Ci sarà dunque tempo e modo per discutere sulla "svolta" del Senato che in sede di conversione in legge di due decreti ha proceduto in un accorpamento che non ha precedenti. Così come sarà da approfondire l'intreccio di regole fiscali in movimento continuo che da mesi cambiano, e si cambiano, l'una dopo l'altra e l'una con l'altra. Mentre è diventato ormai inutile chiedersi se questa o quella misura appartiene a una nuova manovra correttiva, che peraltro il premier Monti continua a smentire.
Il fatto è che nella "manovra" ci viviamo dentro da un anno e continueremo a viverci per lungo tempo. Se mai qualcuno l'avesse dimenticato, conviene ricordare che il nuovo "Patto fiscale" europeo (salvo sorprese a settembre da parte della Corte Costituzionale tedesca che agisce da sentinella sui confini fra trattati europei e prerogative del Parlamento nazionale) contiene due regole fondamentali.

La prima è il pareggio di bilancio (che l'Italia ha appena introdotto in Costituzione e che è da intendersi come "strutturale", cioè al netto degli effetti sul bilancio della crisi recessiva) e la seconda è il percorso di rientro del debito pubblico in rapporto al Prodotto interno lordo (Pil): ogni anno dovrà scendere di 1/20 della distanza tra il suo livello effettivo (oggi oltre il 120%) e la soglia "ammessa" del 60%. Ambedue queste regole nella pratica "fanno" e faranno manovra.
Da questo punto di vista la spending review presenta un primo dato certo. Per la prima volta dopo mesi di accelerazioni dal lato del fisco si è scelto di evitare l'aumento di due punti dell'Iva che sarabbe scattato dal primo ottobre. Se ne riparlerà entro giugno del 2013, ma è un segnale forte il fatto che si sia evitato un passo pericoloso nel momento in cui il ciclo economico peggiora, e non di poco. Altri ne andranno fatti in questa stessa direzione, alleviando il carico tributario che grava su lavoro e imprese. Una riforma di "struttura", come si dice.

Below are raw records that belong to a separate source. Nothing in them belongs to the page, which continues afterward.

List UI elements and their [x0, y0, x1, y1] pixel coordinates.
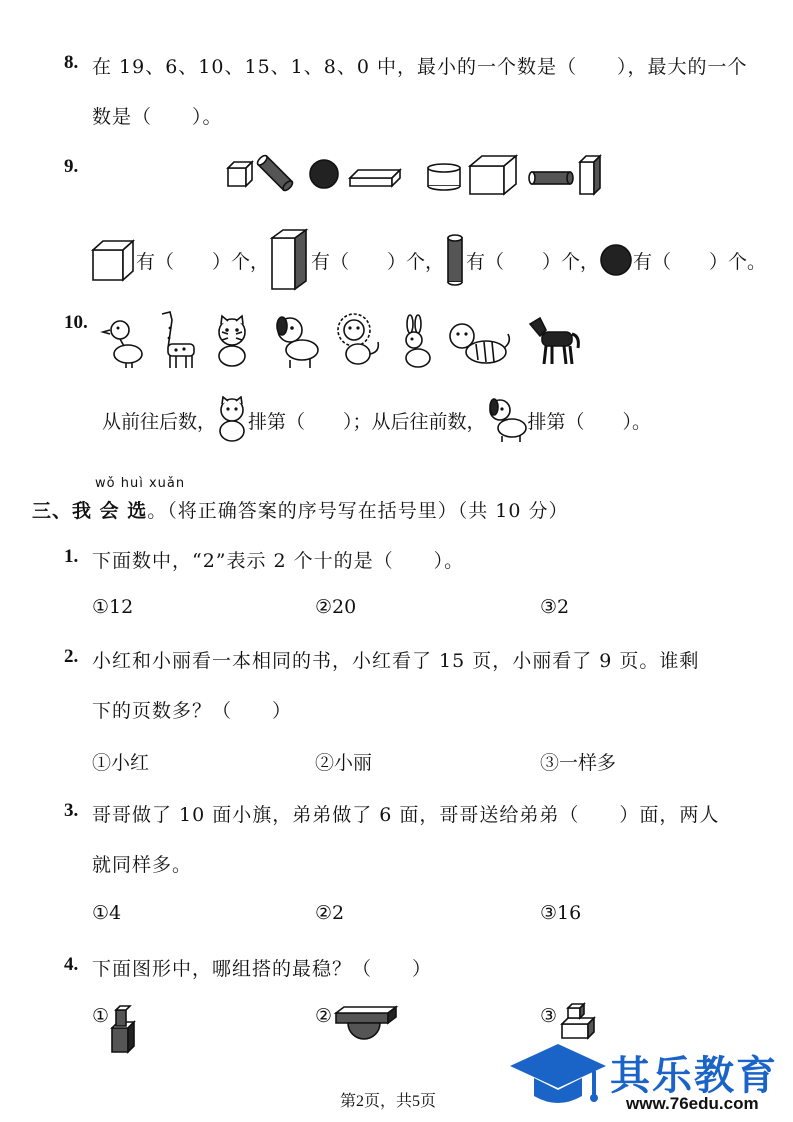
tiger-icon — [450, 324, 509, 363]
question-8-text-continued: 数是（ ）。 — [92, 106, 223, 128]
question-10-part3: 排第（ ）。 — [527, 410, 652, 433]
option-3-label: ③ — [540, 1005, 558, 1027]
mc-question-2-text: 小红和小丽看一本相同的书，小红看了 15 页，小丽看了 9 页。谁剩 — [92, 650, 700, 672]
mc-question-3-number: 3. — [64, 800, 79, 821]
mc-question-3-option-3[interactable]: ③16 — [540, 902, 582, 924]
giraffe-icon — [162, 312, 194, 368]
mc-question-1-number: 1. — [64, 546, 79, 567]
dog-icon — [486, 396, 528, 444]
cylinder-count-blank: 有（ ）个， — [466, 250, 600, 273]
duck-icon — [103, 321, 142, 368]
brand-url: www.76edu.com — [626, 1094, 759, 1113]
section-3-instruction: 。（将正确答案的序号写在括号里）（共 10 分） — [147, 500, 569, 522]
question-8-text: 在 19、6、10、15、1、8、0 中，最小的一个数是（ ），最大的一个 — [92, 56, 748, 78]
mc-question-3-text-continued: 就同样多。 — [92, 854, 193, 876]
option-2-label: ② — [315, 1005, 333, 1027]
solid-shapes-row — [220, 148, 620, 200]
mc-question-1-option-3[interactable]: ③2 — [540, 596, 570, 618]
mc-question-4-text: 下面图形中，哪组搭的最稳？（ ） — [92, 958, 433, 980]
mc-question-4-option-2[interactable] — [315, 1005, 332, 1027]
mc-question-4-number: 4. — [64, 954, 79, 975]
mc-question-2-number: 2. — [64, 646, 79, 667]
graduation-cap-icon — [508, 1040, 608, 1110]
question-9-fill-row — [90, 228, 766, 292]
mc-question-2-option-2[interactable]: ②小丽 — [315, 752, 373, 774]
sphere-icon — [599, 243, 633, 277]
cat-icon — [216, 396, 248, 444]
mc-question-4-option-3[interactable] — [540, 1005, 557, 1027]
mc-question-4-option-1[interactable] — [92, 1005, 109, 1027]
cylinder-tilted-icon — [256, 154, 294, 192]
cube-count-blank: 有（ ）个， — [136, 250, 270, 273]
dog-icon — [277, 317, 318, 368]
animal-row — [96, 308, 586, 372]
tall-box-icon — [580, 156, 600, 194]
brand-name: 其乐教育 — [610, 1053, 778, 1099]
mc-question-1-option-1[interactable]: ①12 — [92, 596, 134, 618]
block-on-hemisphere-icon — [332, 1003, 402, 1043]
section-3-prefix: 三、 — [32, 500, 73, 522]
cylinder-horizontal-icon — [529, 172, 573, 184]
sphere-count-blank: 有（ ）个。 — [633, 250, 767, 273]
short-cylinder-icon — [428, 164, 460, 190]
rabbit-icon — [406, 315, 430, 367]
section-3-title: 我 会 选 — [72, 500, 148, 522]
section-3-pinyin: wǒ huì xuǎn — [95, 476, 186, 491]
question-8-number: 8. — [64, 52, 79, 73]
sphere-icon — [310, 160, 338, 188]
mc-question-2-option-1[interactable]: ①小红 — [92, 752, 150, 774]
option-1-label: ① — [92, 1005, 110, 1027]
question-10-part1: 从前往后数， — [102, 410, 217, 433]
stack-tall-blocks-icon — [110, 1002, 142, 1054]
mc-question-3-text: 哥哥做了 10 面小旗，弟弟做了 6 面，哥哥送给弟弟（ ）面，两人 — [92, 804, 720, 826]
lion-icon — [338, 314, 378, 364]
cube-small-icon — [228, 162, 252, 186]
question-10-part2: 排第（ ）；从后往前数， — [248, 410, 486, 433]
section-3-header — [32, 496, 569, 523]
mc-question-2-option-3[interactable]: ③一样多 — [540, 752, 617, 774]
question-10-fill-row — [102, 396, 651, 444]
tall-box-icon — [269, 228, 311, 292]
mc-question-3-option-1[interactable]: ①4 — [92, 902, 122, 924]
mc-question-3-option-2[interactable]: ②2 — [315, 902, 345, 924]
tall-box-count-blank: 有（ ）个， — [311, 250, 445, 273]
cat-icon — [219, 316, 245, 366]
cylinder-icon — [444, 233, 466, 287]
flat-box-icon — [350, 170, 400, 186]
cube-large-icon — [470, 156, 516, 194]
mc-question-2-text-continued: 下的页数多？（ ） — [92, 700, 293, 722]
mc-question-1-text: 下面数中，“2”表示 2 个十的是（ ）。 — [92, 550, 465, 572]
cube-icon — [90, 238, 136, 282]
horse-icon — [530, 318, 578, 364]
question-9-number: 9. — [64, 156, 79, 177]
question-10-number: 10. — [64, 312, 88, 333]
page-footer: 第2页，共5页 — [340, 1093, 437, 1110]
mc-question-1-option-2[interactable]: ②20 — [315, 596, 357, 618]
brand-logo — [508, 1030, 793, 1120]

Impossibile? No, se la revisione della spesa accelererà, essa sì, la corsa. Due altri segnali, per la verità, mostrano quanto sia difficile aggredire i problemi. Il primo è il sempreverde tema delle province, ora attese ad una fase di "riordino". Qui è decisiva la questione attuativa, tappa dopo tappa: basta un colpo a vuoto per far tornare nei cassetti ogni buon proposito. Il secondo è il passo indietro (colpite solo le aziende che hanno fatturato quasi esclusivamente alla Pa) sulle Spa pubbliche dove saltano i tagli per cda e personale. E se le imprese del "capitalismo municipale" tirano un sospiro di sollievo, non altrettanto si può dire per chi ha a cuore l'apertura dei mercati e una concorrenza vera.
Lascia invece ben sperare il richiamo del "commissario" Enrico Bondi. A settembre, ha detto, per la revisione della spesa ci sarà la "resa dei conti" grazie ai costi standard che funzioneranno da parametri cui dovranno attenersi le amministrazioni locali. Non c'è dubbio: se entrano in pista i costi standard, vecchia bandiera di un federalismo che si è perso per strada, c'è da prevedere una rivoluzione sul fronte della spesa pubblica. Quella più attesa dai contribuenti.